Just because a book has some offensive content is not enough of a reason to ban a book, the general value of The Adventures of Huckleberry Finn greatly overshadows any offensive language it may contain. It shows how the American public thought back then, their morals, and their way of life. It was simply they way they were brought up. In Chapter 32 of Huckleberry Finn Aunt Sally asks if anyone was hurt in a steamboat accident, Huck replies, "No'm. Killed a nigger”(Twain 167). The subject is then closed because no “people” were harmed, and in their minds, nobody was. That is something that cannot be expressed in a textbook or a teacher with the same degree of authenticity.
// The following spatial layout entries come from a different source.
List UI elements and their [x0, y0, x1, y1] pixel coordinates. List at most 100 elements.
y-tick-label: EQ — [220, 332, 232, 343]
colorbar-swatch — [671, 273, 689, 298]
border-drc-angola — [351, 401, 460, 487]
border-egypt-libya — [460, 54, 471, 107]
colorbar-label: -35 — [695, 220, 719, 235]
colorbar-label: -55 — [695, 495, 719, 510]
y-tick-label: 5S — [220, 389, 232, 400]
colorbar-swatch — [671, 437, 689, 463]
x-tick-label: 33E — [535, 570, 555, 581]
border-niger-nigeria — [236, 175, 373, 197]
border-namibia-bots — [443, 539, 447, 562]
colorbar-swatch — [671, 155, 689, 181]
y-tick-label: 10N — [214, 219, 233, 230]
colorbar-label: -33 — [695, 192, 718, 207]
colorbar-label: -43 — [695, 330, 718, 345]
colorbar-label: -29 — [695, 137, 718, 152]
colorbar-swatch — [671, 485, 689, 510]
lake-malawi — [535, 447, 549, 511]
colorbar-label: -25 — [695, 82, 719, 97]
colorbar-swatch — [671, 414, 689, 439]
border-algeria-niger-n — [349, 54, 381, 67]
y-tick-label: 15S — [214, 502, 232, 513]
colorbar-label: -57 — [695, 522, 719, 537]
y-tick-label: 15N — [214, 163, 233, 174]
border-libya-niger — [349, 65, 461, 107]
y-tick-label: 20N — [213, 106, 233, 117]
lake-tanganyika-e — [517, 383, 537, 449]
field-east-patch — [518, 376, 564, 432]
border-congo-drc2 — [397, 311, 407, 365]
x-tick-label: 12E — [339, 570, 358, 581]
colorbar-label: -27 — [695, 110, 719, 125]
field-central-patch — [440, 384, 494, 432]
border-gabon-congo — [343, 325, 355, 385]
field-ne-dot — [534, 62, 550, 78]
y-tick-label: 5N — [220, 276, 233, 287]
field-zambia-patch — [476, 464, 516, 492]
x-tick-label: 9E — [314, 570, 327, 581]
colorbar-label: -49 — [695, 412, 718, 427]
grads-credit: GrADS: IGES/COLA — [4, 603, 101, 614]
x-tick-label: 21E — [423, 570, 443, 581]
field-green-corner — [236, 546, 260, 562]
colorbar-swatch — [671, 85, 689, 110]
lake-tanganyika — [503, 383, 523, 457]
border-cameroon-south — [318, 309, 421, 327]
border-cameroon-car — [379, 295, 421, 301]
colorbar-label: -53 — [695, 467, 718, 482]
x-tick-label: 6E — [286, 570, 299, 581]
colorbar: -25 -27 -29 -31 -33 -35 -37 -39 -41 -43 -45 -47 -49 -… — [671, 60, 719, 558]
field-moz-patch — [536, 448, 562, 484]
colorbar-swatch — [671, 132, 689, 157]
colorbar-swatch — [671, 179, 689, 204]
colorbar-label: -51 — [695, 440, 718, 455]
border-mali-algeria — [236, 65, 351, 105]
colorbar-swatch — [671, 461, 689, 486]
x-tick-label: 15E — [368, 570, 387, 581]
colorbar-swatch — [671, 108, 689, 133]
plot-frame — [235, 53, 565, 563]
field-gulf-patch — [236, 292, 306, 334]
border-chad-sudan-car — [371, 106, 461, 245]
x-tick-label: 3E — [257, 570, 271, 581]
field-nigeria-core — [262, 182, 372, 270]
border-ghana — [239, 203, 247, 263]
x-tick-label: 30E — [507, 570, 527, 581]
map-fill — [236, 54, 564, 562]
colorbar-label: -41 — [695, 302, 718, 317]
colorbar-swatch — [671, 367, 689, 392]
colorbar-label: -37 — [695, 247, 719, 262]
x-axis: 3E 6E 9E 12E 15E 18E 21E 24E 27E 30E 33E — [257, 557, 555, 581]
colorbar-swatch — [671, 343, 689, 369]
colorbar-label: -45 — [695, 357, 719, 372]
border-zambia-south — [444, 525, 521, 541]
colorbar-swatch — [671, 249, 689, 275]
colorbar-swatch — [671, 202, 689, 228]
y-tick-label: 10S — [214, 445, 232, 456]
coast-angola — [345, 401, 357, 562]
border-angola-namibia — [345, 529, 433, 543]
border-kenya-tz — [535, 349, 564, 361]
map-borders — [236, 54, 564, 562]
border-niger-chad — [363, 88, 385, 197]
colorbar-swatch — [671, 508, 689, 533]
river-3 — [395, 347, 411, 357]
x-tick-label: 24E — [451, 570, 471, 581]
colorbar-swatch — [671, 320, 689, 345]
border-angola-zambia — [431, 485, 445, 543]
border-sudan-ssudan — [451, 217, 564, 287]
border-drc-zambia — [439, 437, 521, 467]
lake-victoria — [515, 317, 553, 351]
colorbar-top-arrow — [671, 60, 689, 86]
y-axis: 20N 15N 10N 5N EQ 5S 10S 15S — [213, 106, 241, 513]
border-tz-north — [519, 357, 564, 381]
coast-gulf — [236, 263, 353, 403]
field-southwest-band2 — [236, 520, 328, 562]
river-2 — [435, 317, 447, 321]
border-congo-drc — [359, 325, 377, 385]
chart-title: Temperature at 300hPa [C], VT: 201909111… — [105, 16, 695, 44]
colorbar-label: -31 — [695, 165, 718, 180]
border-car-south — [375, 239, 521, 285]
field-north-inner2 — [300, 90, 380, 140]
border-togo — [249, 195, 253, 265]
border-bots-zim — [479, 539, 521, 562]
The book immerses the student in a time where slavery was accepted. Teachers taught it, pastors preached it, mayors practiced it, and children saw absolutely nothing wrong with it because that is how they had been brought up. Huckleberry, however, was not raised “proper” and so had an almost completely clean head about the subject “The Widow Douglas, she took me for her son, and allowed she would sivilize me; but it was rough living in the house all the time” (Twain 1). He saw Jim as a person and was even willing to go to hell to protect him. Just his use of the word “nigger” did not make him a bad person; it was exactly the way people talked back in that period of time. The book tries to show that black people were just as human as white people and was probably the most blatant anti-slavery book of the time, “many scholars consider it a staunchly antiracist novel”(Zwick, Jim. “Should Huckleberry Finn Be Banned?”). If only that idea was appreciated today, the book would come across as a classic instead of a source of debate.

The Adventures of Huckleberry Finn is an avid anti-slavery novel, and despite flawed criticism from close-minded individuals, is one of the finest windows into a dark period of history that we all must deal with. One will not completely understand the way of life when slavery was accepted until they have read an entirely unbiased and uncensored book written during that time and dealing with the topic of slavery.


Bibliography:

Twain, Mark. The Adventures of Huckleberry Finn. New York: Dover Publications, Inc., 1994.

Zwick, Jim. “Banned Books and American Culture”. Adventures of Huckleberry Finn: A Banned Book. 2 February 2001. .

Zwick, Jim. “Should Huckleberry Finn Be Banned?”. Adventures of Huckleberry Finn: A Banned Book. 2 February 2001.